Part of the practice should include small improvement projects that allow tenants to remain in the building, Dunn & Hobbes principal Liz Dunn said. She prefers to allow businesses to stay in her buildings when she does retrofits.

“I’m not kicking them out to do a massive retrofit when I think there’s a strategy that can keep them in place,” she said.

Brett Phillips, Unico Properties vice president of sustainable and responsible investment, says he thinks the system in Seattle is broken. The city has a lack of affordable housing and a lack of density. 

“You have all this density tied up in undevelopable land,” he said.

It makes sense to change the systems, he added.

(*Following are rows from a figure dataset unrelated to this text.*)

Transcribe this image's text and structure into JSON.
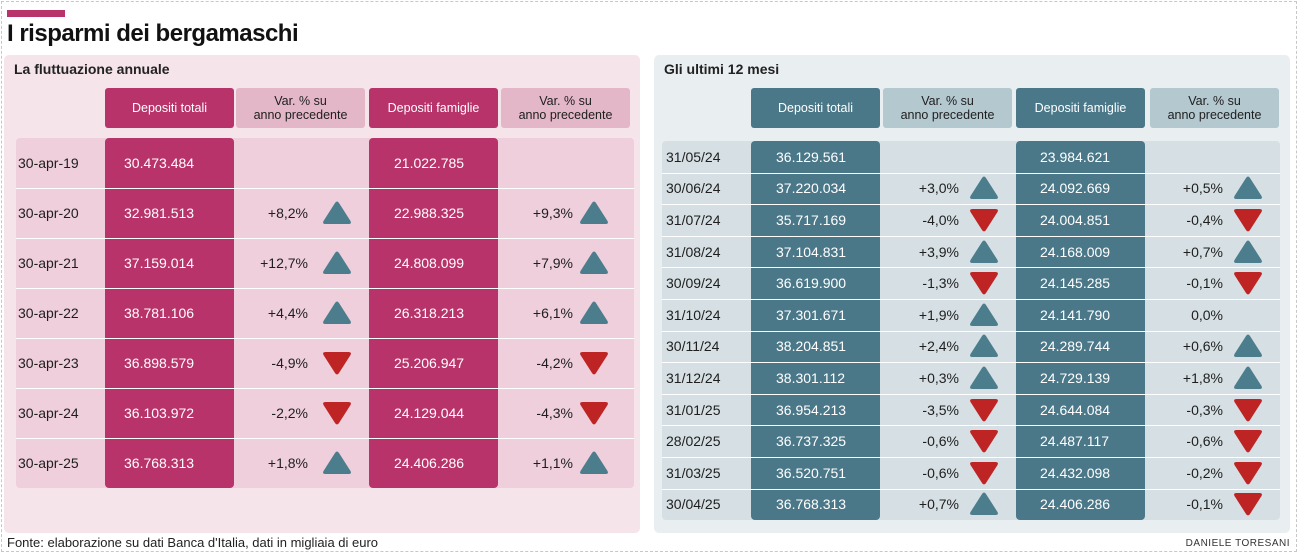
{
  "title": "I risparmi dei bergamaschi",
  "source": "Fonte: elaborazione su dati Banca d'Italia, dati in migliaia di euro",
  "credit": "DANIELE TORESANI",
  "colors": {
    "left_accent": "#b8336a",
    "left_accent_light": "#e4b7c8",
    "right_accent": "#4a7889",
    "right_accent_light": "#b4c8d0",
    "arrow_up": "#4b7d8c",
    "arrow_down": "#be2424"
  },
  "chart_data": [
    {
      "type": "table",
      "title": "La fluttuazione annuale",
      "columns": [
        "Depositi totali",
        "Var. % su\nanno precedente",
        "Depositi famiglie",
        "Var. % su\nanno precedente"
      ],
      "rows": [
        {
          "date": "30-apr-19",
          "totali": "30.473.484",
          "var_totali": "",
          "dir_totali": "",
          "famiglie": "21.022.785",
          "var_famiglie": "",
          "dir_famiglie": ""
        },
        {
          "date": "30-apr-20",
          "totali": "32.981.513",
          "var_totali": "+8,2%",
          "dir_totali": "up",
          "famiglie": "22.988.325",
          "var_famiglie": "+9,3%",
          "dir_famiglie": "up"
        },
        {
          "date": "30-apr-21",
          "totali": "37.159.014",
          "var_totali": "+12,7%",
          "dir_totali": "up",
          "famiglie": "24.808.099",
          "var_famiglie": "+7,9%",
          "dir_famiglie": "up"
        },
        {
          "date": "30-apr-22",
          "totali": "38.781.106",
          "var_totali": "+4,4%",
          "dir_totali": "up",
          "famiglie": "26.318.213",
          "var_famiglie": "+6,1%",
          "dir_famiglie": "up"
        },
        {
          "date": "30-apr-23",
          "totali": "36.898.579",
          "var_totali": "-4,9%",
          "dir_totali": "down",
          "famiglie": "25.206.947",
          "var_famiglie": "-4,2%",
          "dir_famiglie": "down"
        },
        {
          "date": "30-apr-24",
          "totali": "36.103.972",
          "var_totali": "-2,2%",
          "dir_totali": "down",
          "famiglie": "24.129.044",
          "var_famiglie": "-4,3%",
          "dir_famiglie": "down"
        },
        {
          "date": "30-apr-25",
          "totali": "36.768.313",
          "var_totali": "+1,8%",
          "dir_totali": "up",
          "famiglie": "24.406.286",
          "var_famiglie": "+1,1%",
          "dir_famiglie": "up"
        }
      ]
    },
    {
      "type": "table",
      "title": "Gli ultimi 12 mesi",
      "columns": [
        "Depositi totali",
        "Var. % su\nanno precedente",
        "Depositi famiglie",
        "Var. % su\nanno precedente"
      ],
      "rows": [
        {
          "date": "31/05/24",
          "totali": "36.129.561",
          "var_totali": "",
          "dir_totali": "",
          "famiglie": "23.984.621",
          "var_famiglie": "",
          "dir_famiglie": ""
        },
        {
          "date": "30/06/24",
          "totali": "37.220.034",
          "var_totali": "+3,0%",
          "dir_totali": "up",
          "famiglie": "24.092.669",
          "var_famiglie": "+0,5%",
          "dir_famiglie": "up"
        },
        {
          "date": "31/07/24",
          "totali": "35.717.169",
          "var_totali": "-4,0%",
          "dir_totali": "down",
          "famiglie": "24.004.851",
          "var_famiglie": "-0,4%",
          "dir_famiglie": "down"
        },
        {
          "date": "31/08/24",
          "totali": "37.104.831",
          "var_totali": "+3,9%",
          "dir_totali": "up",
          "famiglie": "24.168.009",
          "var_famiglie": "+0,7%",
          "dir_famiglie": "up"
        },
        {
          "date": "30/09/24",
          "totali": "36.619.900",
          "var_totali": "-1,3%",
          "dir_totali": "down",
          "famiglie": "24.145.285",
          "var_famiglie": "-0,1%",
          "dir_famiglie": "down"
        },
        {
          "date": "31/10/24",
          "totali": "37.301.671",
          "var_totali": "+1,9%",
          "dir_totali": "up",
          "famiglie": "24.141.790",
          "var_famiglie": "0,0%",
          "dir_famiglie": ""
        },
        {
          "date": "30/11/24",
          "totali": "38.204.851",
          "var_totali": "+2,4%",
          "dir_totali": "up",
          "famiglie": "24.289.744",
          "var_famiglie": "+0,6%",
          "dir_famiglie": "up"
        },
        {
          "date": "31/12/24",
          "totali": "38.301.112",
          "var_totali": "+0,3%",
          "dir_totali": "up",
          "famiglie": "24.729.139",
          "var_famiglie": "+1,8%",
          "dir_famiglie": "up"
        },
        {
          "date": "31/01/25",
          "totali": "36.954.213",
          "var_totali": "-3,5%",
          "dir_totali": "down",
          "famiglie": "24.644.084",
          "var_famiglie": "-0,3%",
          "dir_famiglie": "down"
        },
        {
          "date": "28/02/25",
          "totali": "36.737.325",
          "var_totali": "-0,6%",
          "dir_totali": "down",
          "famiglie": "24.487.117",
          "var_famiglie": "-0,6%",
          "dir_famiglie": "down"
        },
        {
          "date": "31/03/25",
          "totali": "36.520.751",
          "var_totali": "-0,6%",
          "dir_totali": "down",
          "famiglie": "24.432.098",
          "var_famiglie": "-0,2%",
          "dir_famiglie": "down"
        },
        {
          "date": "30/04/25",
          "totali": "36.768.313",
          "var_totali": "+0,7%",
          "dir_totali": "up",
          "famiglie": "24.406.286",
          "var_famiglie": "-0,1%",
          "dir_famiglie": "down"
        }
      ]
    }
  ]
}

“To quote Kathryn’s book, ‘The greenest building is the one that’s already there,’” he said.

Hunters Capital Chairman and owner Michael Malone said that the goal of saving buildings is all well and good, but we need a pathway to do it.

“We have the vision, but not the plan,” he said.

Phillips said that building efficient buildings is a practice that already pencils out. 

“We are doing that today without sacrificing returns,” he said. “People that say it’s not possible are wrong.”

Phillips urged the audience to get their hands dirty and write legislation themselves, then work with the city to implement the plan.

“There are ways to do this,” he said. “Build a coalition, settle on a policy and keep taking it to the city until you talk to the right people there.”

Making the project pencil out is also about choices, he said.

“Do you need to source the marble from Italy?” he asked. “When there are good choices that are less expensive but look just as good?”

Clark agreed that it is all about choices. 

“It can be as simple as choosing materials that are sustainable,” she said. “Do you need that marble? Does that align with your core values?"